It's virtually impossible to do totally exclusive breastfeeding without a supportive partner, as there are days when you literally cannot get off the sofa. Unsupportive partners will mutter, irritated that you don't do anything around the house all day; even supportive but slightly unhelpful ones will worry about your fatigue and emotional well-being, and wonder out loud if perhaps one bottle tonight would matter..?
I breastfed my kids exclusively for the first 4 months primarily to attempt to stave off passing on my asthma (advice at the time, it's now 6 months) but in hindsight, I had a few very lucky breaks. Firstly, the midwife who took the antenatal classes I attended was very pro-breast, but in an informed, 'here's the scientific evidence' sort of way. Having seen studies of how even one bottle can trigger an allergy response gave me the motivation to keep going through the darkest days (whereas the whole Earth Mother 'it's such a primeval connection' thing does nothing for me).
Then I found, almost by luck, a special breastfeeding workshop day in a hospital in the next county, and managed to get a place. The highlight was a talk from a new mother, who brought along her baby and I actually saw someone breastfeeding for the first time ever. (Nowadays, I'd recommend YouTube videos to understand exactly how the baby's lips are positioned - it's not like sucking a milkshake through a straw.)
Then I had a very down-to-earth midwife in the hospital, who helped my son and I enormously with latching difficulties - in the end, she grabbed my breast, grabbed his head, and made the two come together correctly. She did this for several feeds until we 'got' it. It was a bit of a shock at the time, but I'm not sure we would have managed on our own.
Then when my son was around 6 weeks old and freefalling down the weight charts, I left a health clinic session deeply upset and angry at being told that I would have to give him a bottle each day to top him up, and that if he didn't gain X amount of weight by the next time he came he'd be referred to a specialist. I went straight to the maternity unit where I'd taken my classes, found my lovely teaching midwife, who calmed me down with more common sense - 'so let's see... his mouth and lips are moist, he's having plenty of wet nappies, and he's sitting there calmly in his car seat watching us with interest - that is NOT a baby who's starving'. She showed me how the charts in the UK were compiled using weight gain patterns for BOTTLE fed babies, which are completely different. Then she subversively suggested that I simply didn't take him back to that health visitor to be weighed, but brought him to their clinic. Or simply didn't get him weighed.
But overall, I had a very, very supportive husband, who didn't mind that I effectively dropped out of life for a couple of months, who'd done the research alongside me and considered this the only important thing I could be doing at that time, who did a demanding job then came home with take-out dinner and started doing all the housework or taking the baby out for a stroll around the garden 'to give Mummy a little break', who never ONCE put the seeds of doubt into my head that was it really worth all this trouble..? Yet managed to do this whilst still making it clear that it was my choice, and he could see how demanding it was, and he would support me if I wanted to knock it on the head too.

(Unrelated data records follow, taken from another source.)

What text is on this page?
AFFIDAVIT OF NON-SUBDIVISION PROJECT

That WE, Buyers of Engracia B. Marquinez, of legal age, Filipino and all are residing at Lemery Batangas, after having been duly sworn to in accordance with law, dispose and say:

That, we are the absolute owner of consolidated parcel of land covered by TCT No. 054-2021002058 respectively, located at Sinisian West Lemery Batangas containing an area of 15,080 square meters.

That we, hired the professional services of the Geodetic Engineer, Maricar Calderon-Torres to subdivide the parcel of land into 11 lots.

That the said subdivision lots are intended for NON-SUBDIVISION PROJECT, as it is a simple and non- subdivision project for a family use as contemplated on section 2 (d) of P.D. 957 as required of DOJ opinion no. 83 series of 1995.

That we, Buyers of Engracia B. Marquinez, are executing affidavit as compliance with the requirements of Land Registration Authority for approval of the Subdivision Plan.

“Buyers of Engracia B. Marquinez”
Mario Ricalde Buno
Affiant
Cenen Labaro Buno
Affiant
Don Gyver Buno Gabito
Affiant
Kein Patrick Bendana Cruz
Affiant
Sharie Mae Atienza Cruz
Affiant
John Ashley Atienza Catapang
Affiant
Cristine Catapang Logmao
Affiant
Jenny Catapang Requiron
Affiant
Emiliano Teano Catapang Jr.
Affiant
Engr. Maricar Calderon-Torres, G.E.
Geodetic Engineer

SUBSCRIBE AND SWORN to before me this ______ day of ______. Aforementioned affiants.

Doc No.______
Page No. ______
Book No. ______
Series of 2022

I didn't even have that hard a time of it. No mastitis, no real pain after the first few weeks where you get that toe-curling jolt on latching, no problems about feeding in front of family, nothing but positive messages from passers-by who happened to notice I was discreetly feeding in a corner of a cafe. For me, though, the hardest part was the utter dependency, which was mostly lovely and occasionally desperate torture. (Like in the early days when for several weeks he fed ALL night, then slept from 5am to 10am, then started all over again.) I'd had a 40 hour labour with a blue lights/ sirens transfer from the maternity unit to the county hospital, ending by an emergency c-section, for heavens sake. Where was MY period of recovery and convalescence?!
And then oh, the relief when he was 3-4 months old, and I had his feeding routine down well enough that I managed to skip out of the door to nip to the garden centre 500m away from the house. On my own! For a whole half an hour!
I'm glad I fed my kids completely for their early months, and continued alongside some bottles and solid food. And fingers crossed, at ages 10 and 6 neither shows any signs of asthma as yet. But having done it, I entirely understand why it sometimes doesn't work out. If I'd not been asthmatic, or had been going back to work, or hadn't come across a couple of key midwives at the right time, or had exactly the right support from hubby, then I too would have been one of the 'failures'.